At its core, the Chain of Responsibility Pattern consists of two main components: the Handler and the Concrete Handlers. The Handler defines an interface for handling requests and optionally defines a successor to pass the request along the chain. Concrete Handlers implement the Handler interface and specify how they handle the request or pass it to the next handler in the chain. This pattern allows for the decoupling of sender and receiver, enabling multiple objects to handle requests in a flexible and dynamic manner.

// Handler
class SupportAgent {
  constructor(name, nextAgent = null) {
    this.name = name;
    this.nextAgent = nextAgent;
  }

  handleRequest(ticket) {
    if (this.canHandle(ticket)) {
      console.log(`${this.name} is handling ticket: ${ticket}`);
    } else if (this.nextAgent) {
      console.log(`${this.name} cannot handle ticket, passing to ${this.nextAgent.name}`);
      this.nextAgent.handleRequest(ticket);
    } else {
      console.log(`No support agent available to handle ticket: ${ticket}`);
    }
  }

  canHandle(ticket) {
    // Concrete handlers implement this method to determine if they can handle the ticket
    return false;
  }
}

// Concrete Handlers
class LevelOneSupport extends SupportAgent {
  canHandle(ticket) {
    return ticket.level === 1;
  }
}

class LevelTwoSupport extends SupportAgent {
  canHandle(ticket) {
    return ticket.level === 2;
  }
}

class LevelThreeSupport extends SupportAgent {
  canHandle(ticket) {
    return ticket.level === 3;
  }
}

// Usage
const agent1 = new LevelOneSupport("Alice");
const agent2 = new LevelTwoSupport("Bob", agent1);
const agent3 = new LevelThreeSupport("Charlie", agent2);

const ticket1 = { level: 2, description: "Internet connectivity issue" };
const ticket2 = { level: 3, description: "Server outage" };
const ticket3 = { level: 1, description: "Printer malfunction" };

agent3.handleRequest(ticket1);
agent3.handleRequest(ticket2);
agent3.handleRequest(ticket3);

The Chain of Responsibility Pattern provides an elegant solution for handling requests dynamically without tightly coupling the sender to the receiver.
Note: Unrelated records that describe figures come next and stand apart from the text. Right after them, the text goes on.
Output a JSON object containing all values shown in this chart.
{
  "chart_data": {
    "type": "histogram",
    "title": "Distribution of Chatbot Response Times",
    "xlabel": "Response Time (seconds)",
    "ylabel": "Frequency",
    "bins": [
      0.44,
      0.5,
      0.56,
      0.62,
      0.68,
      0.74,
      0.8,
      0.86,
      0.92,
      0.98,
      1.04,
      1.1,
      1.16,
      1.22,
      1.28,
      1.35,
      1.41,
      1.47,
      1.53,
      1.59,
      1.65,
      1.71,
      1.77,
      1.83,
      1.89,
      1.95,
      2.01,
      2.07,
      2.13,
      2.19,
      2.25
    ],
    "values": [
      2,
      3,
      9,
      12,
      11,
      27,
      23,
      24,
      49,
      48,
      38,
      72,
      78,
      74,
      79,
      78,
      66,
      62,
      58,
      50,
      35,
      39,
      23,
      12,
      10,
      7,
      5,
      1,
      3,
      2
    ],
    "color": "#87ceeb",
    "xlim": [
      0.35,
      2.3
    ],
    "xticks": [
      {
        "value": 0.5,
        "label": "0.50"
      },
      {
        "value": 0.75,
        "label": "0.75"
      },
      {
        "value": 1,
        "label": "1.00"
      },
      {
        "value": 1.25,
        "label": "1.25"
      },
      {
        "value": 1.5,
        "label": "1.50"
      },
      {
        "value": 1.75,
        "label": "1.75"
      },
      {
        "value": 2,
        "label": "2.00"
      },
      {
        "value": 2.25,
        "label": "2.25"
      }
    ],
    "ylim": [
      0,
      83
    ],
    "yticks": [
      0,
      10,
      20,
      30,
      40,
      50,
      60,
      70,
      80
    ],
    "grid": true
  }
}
By creating a chain of handler objects and allowing each handler to either process the request or pass it to the next handler, this pattern promotes flexibility and extensibility in software systems. In JavaScript, the Chain of Responsibility pattern is commonly used in scenarios such as event handling, middleware pipelines, and error handling.